No, I'm not. I'm single for the first time since I ting, trying to find the 'one flesh person'.
Are you experiencing many different fleshes?
I'm not that kind of girl. I have really tried to go out and be very sexual, but then I get quite scared. It gets to the end of the night and I end up running away.
Eve ate the apple and caused the downfall of man. Do you feel guilty?
No, I don't believe it. Eve just wanted to learn a bit more about the world - there's nothing wrong with that. Adam just followed along like a sheep, got in trouble and then he tried to blame the woman. That's more like what actually happened.
As punishment, God made us mortal.
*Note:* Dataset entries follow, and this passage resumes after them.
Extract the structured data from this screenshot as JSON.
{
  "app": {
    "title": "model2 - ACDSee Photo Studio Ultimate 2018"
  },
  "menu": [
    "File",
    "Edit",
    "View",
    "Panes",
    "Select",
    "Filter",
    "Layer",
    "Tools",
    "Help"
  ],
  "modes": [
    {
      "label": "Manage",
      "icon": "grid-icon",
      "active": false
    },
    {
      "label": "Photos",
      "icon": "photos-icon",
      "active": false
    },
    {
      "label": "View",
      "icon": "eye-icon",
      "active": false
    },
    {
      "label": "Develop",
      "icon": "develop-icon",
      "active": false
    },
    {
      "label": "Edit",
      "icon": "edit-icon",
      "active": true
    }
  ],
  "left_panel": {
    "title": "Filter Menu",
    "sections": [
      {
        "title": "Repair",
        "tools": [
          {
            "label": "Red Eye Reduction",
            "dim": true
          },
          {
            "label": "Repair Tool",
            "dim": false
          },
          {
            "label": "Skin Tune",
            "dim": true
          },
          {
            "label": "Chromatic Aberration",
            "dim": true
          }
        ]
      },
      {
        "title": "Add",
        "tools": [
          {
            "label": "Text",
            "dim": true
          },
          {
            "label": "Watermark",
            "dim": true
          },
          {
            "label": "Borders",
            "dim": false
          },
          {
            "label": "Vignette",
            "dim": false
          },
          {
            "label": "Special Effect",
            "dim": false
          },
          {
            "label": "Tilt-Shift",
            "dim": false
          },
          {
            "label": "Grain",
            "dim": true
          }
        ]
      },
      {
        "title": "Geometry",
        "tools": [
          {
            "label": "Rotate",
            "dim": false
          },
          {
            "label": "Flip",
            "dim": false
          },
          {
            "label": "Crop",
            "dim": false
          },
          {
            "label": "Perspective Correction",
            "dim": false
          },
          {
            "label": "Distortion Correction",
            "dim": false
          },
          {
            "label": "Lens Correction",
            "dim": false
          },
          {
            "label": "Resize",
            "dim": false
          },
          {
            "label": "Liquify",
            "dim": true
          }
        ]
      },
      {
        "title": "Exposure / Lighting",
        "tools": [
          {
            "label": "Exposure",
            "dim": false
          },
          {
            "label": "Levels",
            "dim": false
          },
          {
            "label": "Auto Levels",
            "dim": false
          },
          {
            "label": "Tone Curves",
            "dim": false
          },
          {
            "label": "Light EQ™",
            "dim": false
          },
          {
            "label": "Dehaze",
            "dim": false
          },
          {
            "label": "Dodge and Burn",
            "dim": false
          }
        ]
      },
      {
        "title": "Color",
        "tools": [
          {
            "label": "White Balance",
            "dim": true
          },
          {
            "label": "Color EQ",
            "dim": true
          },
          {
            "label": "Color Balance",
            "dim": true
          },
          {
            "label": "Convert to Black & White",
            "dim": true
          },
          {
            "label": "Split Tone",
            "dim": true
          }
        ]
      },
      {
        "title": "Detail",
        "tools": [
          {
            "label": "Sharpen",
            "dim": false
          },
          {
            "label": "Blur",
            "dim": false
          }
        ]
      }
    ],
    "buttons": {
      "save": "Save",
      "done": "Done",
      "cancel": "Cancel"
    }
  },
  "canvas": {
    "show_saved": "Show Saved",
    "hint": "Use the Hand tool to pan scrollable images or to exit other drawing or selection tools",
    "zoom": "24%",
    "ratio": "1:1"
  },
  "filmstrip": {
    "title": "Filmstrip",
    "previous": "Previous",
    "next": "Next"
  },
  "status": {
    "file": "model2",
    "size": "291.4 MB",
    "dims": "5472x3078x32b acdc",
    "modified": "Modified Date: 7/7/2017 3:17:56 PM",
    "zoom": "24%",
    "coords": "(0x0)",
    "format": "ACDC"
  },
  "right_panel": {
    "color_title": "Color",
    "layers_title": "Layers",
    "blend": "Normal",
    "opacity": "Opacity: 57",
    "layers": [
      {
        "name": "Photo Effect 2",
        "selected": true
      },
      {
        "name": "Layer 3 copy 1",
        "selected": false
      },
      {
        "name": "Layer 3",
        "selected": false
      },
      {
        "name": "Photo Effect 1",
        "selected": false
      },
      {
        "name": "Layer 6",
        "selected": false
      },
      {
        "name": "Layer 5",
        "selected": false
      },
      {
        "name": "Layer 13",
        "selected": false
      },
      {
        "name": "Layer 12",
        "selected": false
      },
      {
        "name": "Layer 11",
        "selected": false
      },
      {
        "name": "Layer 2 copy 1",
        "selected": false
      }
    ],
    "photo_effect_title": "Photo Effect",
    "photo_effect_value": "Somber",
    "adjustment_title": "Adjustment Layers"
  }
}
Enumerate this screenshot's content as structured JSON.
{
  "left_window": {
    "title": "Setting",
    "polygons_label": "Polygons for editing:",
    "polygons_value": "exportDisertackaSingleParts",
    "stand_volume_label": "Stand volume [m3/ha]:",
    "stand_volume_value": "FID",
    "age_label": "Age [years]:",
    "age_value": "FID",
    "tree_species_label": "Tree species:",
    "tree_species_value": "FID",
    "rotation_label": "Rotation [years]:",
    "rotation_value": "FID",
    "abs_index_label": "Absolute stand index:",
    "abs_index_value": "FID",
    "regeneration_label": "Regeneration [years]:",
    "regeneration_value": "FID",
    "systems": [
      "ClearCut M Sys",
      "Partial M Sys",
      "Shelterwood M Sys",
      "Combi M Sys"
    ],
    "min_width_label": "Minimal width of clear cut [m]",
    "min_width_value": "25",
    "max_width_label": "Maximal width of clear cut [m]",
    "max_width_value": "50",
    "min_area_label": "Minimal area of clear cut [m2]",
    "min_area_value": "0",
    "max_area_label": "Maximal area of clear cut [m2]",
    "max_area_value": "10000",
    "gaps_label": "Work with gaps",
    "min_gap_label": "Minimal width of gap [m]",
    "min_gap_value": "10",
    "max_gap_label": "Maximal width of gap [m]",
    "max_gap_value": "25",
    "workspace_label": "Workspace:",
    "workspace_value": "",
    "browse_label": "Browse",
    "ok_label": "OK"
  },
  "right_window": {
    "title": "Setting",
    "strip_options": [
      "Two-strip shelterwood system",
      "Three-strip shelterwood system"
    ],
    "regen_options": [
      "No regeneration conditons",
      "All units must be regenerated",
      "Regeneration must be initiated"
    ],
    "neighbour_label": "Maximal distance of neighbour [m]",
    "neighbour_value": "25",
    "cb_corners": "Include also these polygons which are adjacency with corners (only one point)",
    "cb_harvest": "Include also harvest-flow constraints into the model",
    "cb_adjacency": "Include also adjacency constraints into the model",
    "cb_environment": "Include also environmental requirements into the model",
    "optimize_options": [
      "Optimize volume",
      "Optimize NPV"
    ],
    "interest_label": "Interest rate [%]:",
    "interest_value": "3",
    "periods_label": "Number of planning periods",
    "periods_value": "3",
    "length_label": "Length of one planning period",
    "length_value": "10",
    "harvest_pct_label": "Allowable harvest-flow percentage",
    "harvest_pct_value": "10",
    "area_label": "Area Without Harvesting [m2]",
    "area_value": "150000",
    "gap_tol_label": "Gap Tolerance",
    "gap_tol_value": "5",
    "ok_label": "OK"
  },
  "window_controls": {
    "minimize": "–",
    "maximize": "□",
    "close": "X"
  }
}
Do you fear death?
Only because I can't bear the thought of what you're going to be missing out on. And I love my family and friends too much. I do believe in God. I also believe there is a Heaven and I could be looking down on them, but if I go to Hell and I'm not allowed to watch my family, then I'd miss them. So that's scary.
Wait, so you actually do believe in God then?
I do, yeah. Well, when I want something at least! No, I do try to say my prayers, and I don't just pray for me. I'm a big believer in destiny and God. And angels!
Angels?
Yeah, apparently when you see a little white feather in the street, that's a sign that guardian angels are looking down on you. Everywhere I go now, I see little white feathers.
Do you live near a pond with swans?
No, honestly! I find feathers everywhere, and I believe that they're little angels. I find about 100 angels a day.
Well, you've got too many then. We could do with a few.
You can't share angels! I obviously just need a lot of looking after.
So do you feel their influence?
I do have my psychic moments, my deja vu moments, but that's probably not angels - that's probably just me remembering stuff from when I was drunk!
Do you go to church?
Only at Christmas. I'm rubbish; my convent people will kill me.
Goddamn them. Oh, sorry, we just blasphemed. So what do you think God and your angels would think of the Maxim shoot?
You know, I don't think they'll be very happy. But the shoot does have a kind of God theme, and through this I am spreading on knowledge of God. So maybe He will see it that way.
Showing that you're comfortable with your body, which he created, is surely a good thing.
Yeah, I mean God wanted Eve naked in the beginning anyway. And I was born naked - so I'm just going back to nature.
And the sexual desire you'll produce in readers is good, since He wanted us to procreate.
Yeah. I did a good thing there.
In fact, we've probably saved you. St Peter will be there at the pearly gates saying, 'You did a bit of drinking and whatever, but that Maxim shoot made up for it. Come on in!' When you're dead, you'll thank us for this.
Or I'll haunt you from Hell.
Oh. Describe your first sexual experience, as if it was a passage in the Bible: 'And, lo, Brooke did...'
OK. It would be quite sweet: 'And, lo, Brooke was with her first love, and it was paradise, like the Garden of Eden.'
So you did it in a garden?
No! It was a paradise like the Garden of Eden was, and I'm blushing now, so go away. Q:OK, well, thanks for your time and apologies for sending you to Hell. A;I hope you're very proud of yourselves.